As mentioned 10% is entirely unrealistic now as an expected long term return, unless you use leverage (more than 100% stock, I wouldn’t recommend it to anyone without professional or very extensive amateur experience). Could you get 10% in any given year? Sure. Might the realized return on stocks be that high even for the next 20 yrs? Yes, but not likely, and your midpoint expectation should be lower. I’d say 4-5% plus inflation: some reasonable people think that’s too optimistic or too pessimistic as a planning number. And 100% stocks is quite risky. One recurrent debate you’ll see at Bogleheads is whether it’s really that risky in the long run…but no site community is perfect and this is a blind spot of BH forum community IMO. Just because stocks ‘have always bounced back’ in the US in a reasonable time over the last 100 yrs or so doesn’t mean they always will. In other countries and earlier periods they often haven’t. Too many people there downplay the risk of very poor stock performance for a long time, IMO.

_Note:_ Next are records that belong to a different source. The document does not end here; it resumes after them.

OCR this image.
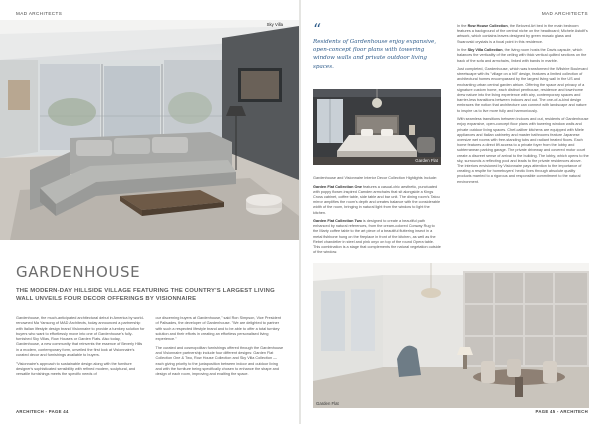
MAD ARCHITECTS
Sky Villa
GARDENHOUSE
THE MODERN-DAY HILLSIDE VILLAGE FEATURING THE COUNTRY'S LARGEST LIVING WALL UNVEILS FOUR DECOR OFFERINGS BY VISIONNAIRE

Gardenhouse, the much-anticipated architectural debut in America by world-renowned Ma Yansong of MAD Architects, today announced a partnership with Italian lifestyle design brand Visionnaire to provide a turnkey solution for buyers who want to effortlessly move into one of Gardenhouse's fully-furnished Sky Villas, Row Houses or Garden Flats. Also today, Gardenhouse, a new community that reinvents the essence of Beverly Hills in a modern, contemporary form, unveiled the first look at Visionnaire's curated decor and furnishings available to buyers.

"Visionnaire's approach to sustainable design along with the furniture designer's sophisticated sensibility with refined modern, sculptural, and versatile furnishings meets the specific needs of

our discerning buyers at Gardenhouse," said Ron Simpson, Vice President of Palisades, the developer of Gardenhouse. "We are delighted to partner with such a respected lifestyle brand and to be able to offer a total turnkey solution and their efforts in creating an effortless personalised living experience."

The curated and cosmopolitan furnishings offered through the Gardenhouse and Visionnaire partnership include four different designs: Garden Flat Collection One & Two, Row House Collection and Sky Villa Collection — each giving priority to the juxtaposition between indoor and outdoor living and with the furniture being specifically chosen to enhance the shape and design of each room, improving and exalting the space.

ARCHITECH - PAGE 44
MAD ARCHITECTS
“
Residents of Gardenhouse enjoy expansive, open-concept floor plans with towering window walls and private outdoor living spaces.
Garden Flat

Gardenhouse and Visionnaire Interior Decor Collection Highlights Include:

Garden Flat Collection One features a casual-chic aesthetic, punctuated with poppy flower-inspired Camden armchairs that sit alongside a Kings Cross cabinet, coffee table, side table and bar unit. The dining room's Tatou mirror amplifies the room's depth and creates balance with the considerable width of the room, bringing in natural light from the window to light the kitchen.

Garden Flat Collection Two is designed to create a beautiful path enhanced by natural references, from the cream-colored Conway Rug to the Marty coffee table to the art piece of a beautiful fluttering insect in a metal fishbone hung on the fireplace in front of the kitchen, as well as the Rebel chandelier in steel and pink onyx on top of the round Opera table. This combination is a stage that complements the natural vegetation outside of the window.

In the Row House Collection, the Beloved Art bed in the main bedroom features a background of the central niche on the headboard; Michele Astolfi's artwork, which contains leaves designed by green mosaic glass and Swarovski crystals is a focal point in this residence.

In the Sky Villa Collection, the living room hosts the Davis capsule, which balances the verticality of the ceiling with thick vertical quilted sections on the back of the sofa and armchairs, linked with bands in marble.

Just completed, Gardenhouse, which was transformed the Wilshire Boulevard streetscape with its "village on a hill" design, features a limited collection of architectural homes encompassed by the largest living wall in the US and enchanting urban central garden atrium. Offering the space and privacy of a signature custom home, each distinct penthouse, residence and townhome drew nature into the living experience with airy, contemporary spaces and barrier-less transitions between indoors and out. The one-of-a-kind design embraces the notion that architecture can connect with landscape and nature to inspire us to live more fully and harmoniously.

With seamless transitions between indoors and out, residents of Gardenhouse enjoy expansive, open-concept floor plans with towering window walls and private outdoor living spaces. Chef-caliber kitchens are equipped with Miele appliances and Italian cabinetry and master bathrooms feature Japanese oversize wet rooms with free-standing tubs and radiant heated floors. Each home features a direct lift access to a private foyer from the lobby and subterranean parking garage. The private driveway and covered motor court create a discreet sense of arrival to the building. The lobby, which opens to the sky, surrounds a reflecting pool and leads to the private residences above. The interiors envisioned by Visionnaire pays attention to the importance of creating a respite for homebuyers' hectic lives through absolute quality products married to a rigorous and responsible commitment to the natural environment.

Garden Flat
PAGE 45 - ARCHITECH
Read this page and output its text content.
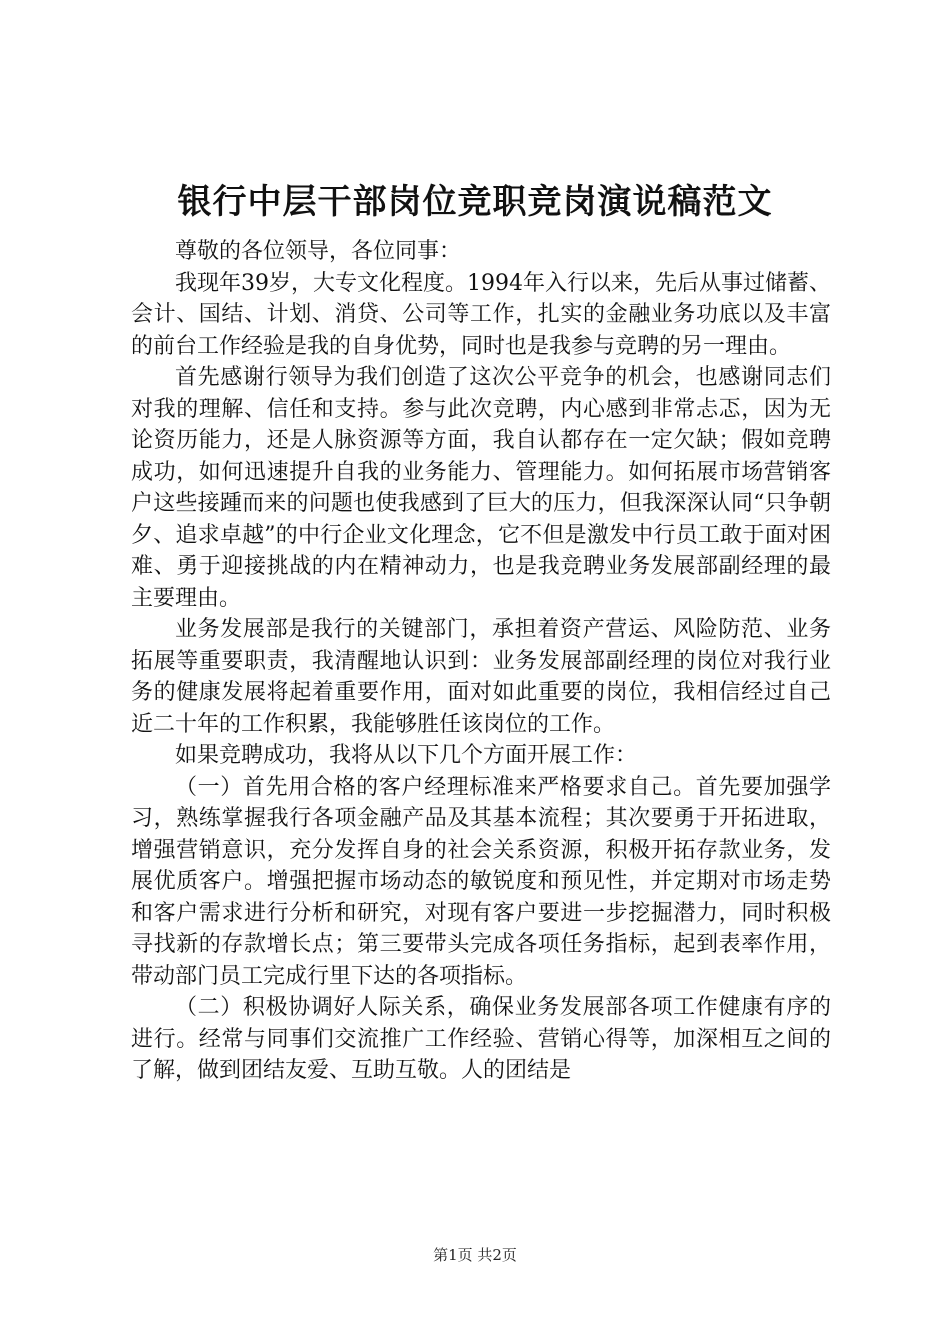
银行中层干部岗位竞职竞岗演说稿范文

尊敬的各位领导，各位同事：

我现年39岁，大专文化程度。1994年入行以来，先后从事过储蓄、会计、国结、计划、消贷、公司等工作，扎实的金融业务功底以及丰富的前台工作经验是我的自身优势，同时也是我参与竞聘的另一理由。

首先感谢行领导为我们创造了这次公平竞争的机会，也感谢同志们对我的理解、信任和支持。参与此次竞聘，内心感到非常忐忑，因为无论资历能力，还是人脉资源等方面，我自认都存在一定欠缺；假如竞聘成功，如何迅速提升自我的业务能力、管理能力。如何拓展市场营销客户这些接踵而来的问题也使我感到了巨大的压力，但我深深认同“只争朝夕、追求卓越”的中行企业文化理念，它不但是激发中行员工敢于面对困难、勇于迎接挑战的内在精神动力，也是我竞聘业务发展部副经理的最主要理由。

业务发展部是我行的关键部门，承担着资产营运、风险防范、业务拓展等重要职责，我清醒地认识到：业务发展部副经理的岗位对我行业务的健康发展将起着重要作用，面对如此重要的岗位，我相信经过自己近二十年的工作积累，我能够胜任该岗位的工作。

如果竞聘成功，我将从以下几个方面开展工作：

（一）首先用合格的客户经理标准来严格要求自己。首先要加强学习，熟练掌握我行各项金融产品及其基本流程；其次要勇于开拓进取，增强营销意识，充分发挥自身的社会关系资源，积极开拓存款业务，发展优质客户。增强把握市场动态的敏锐度和预见性，并定期对市场走势和客户需求进行分析和研究，对现有客户要进一步挖掘潜力，同时积极寻找新的存款增长点；第三要带头完成各项任务指标，起到表率作用，带动部门员工完成行里下达的各项指标。

（二）积极协调好人际关系，确保业务发展部各项工作健康有序的进行。经常与同事们交流推广工作经验、营销心得等，加深相互之间的了解，做到团结友爱、互助互敬。人的团结是

第1页 共2页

But you can only judge this yourself once you familiarize yourself with informed discussions or references on long term risk. You’ll find them there in various threads.

But as broad side of barn, something like the old fashioned ‘age in bonds’ (a 30 yr old would 30% bond, 70% stock, a 50 yr old 50-50 and so forth) is not ridiculous IMO. Many think that’s too conservative but it depends not only on the person’s strength of stomach, but how many more $100k’s are coming down the pike in future earned income. And first time investors can’t know how they’ll deal with a sudden downturn, emotionally.

I would absolutely do it with low cost mutual funds and few of them. I think the BH philosophy is incontrovertible on that point, if it’s financial asset investments one has in mind. Where you hold those funds is secondary, the point being whether you pay for professional advice to shift things around constantly: don’t.

Riemann hinted at it in post #6

Could you please explain what you are referring to?

If you are just going to let it ride for 5+ years, I’d split it between two or three different mutual fund companies (Fidelity, Dreyfus, and Vanguard are the ones I use) and pick funds at each company that specialize in a diverse selection of stocks.

If you *are *going to need it within five years, and therefore can’t afford to wait out a possible downturn, I’d invest half of it as above, and the rest in some safe money market or bond funds from the same companies.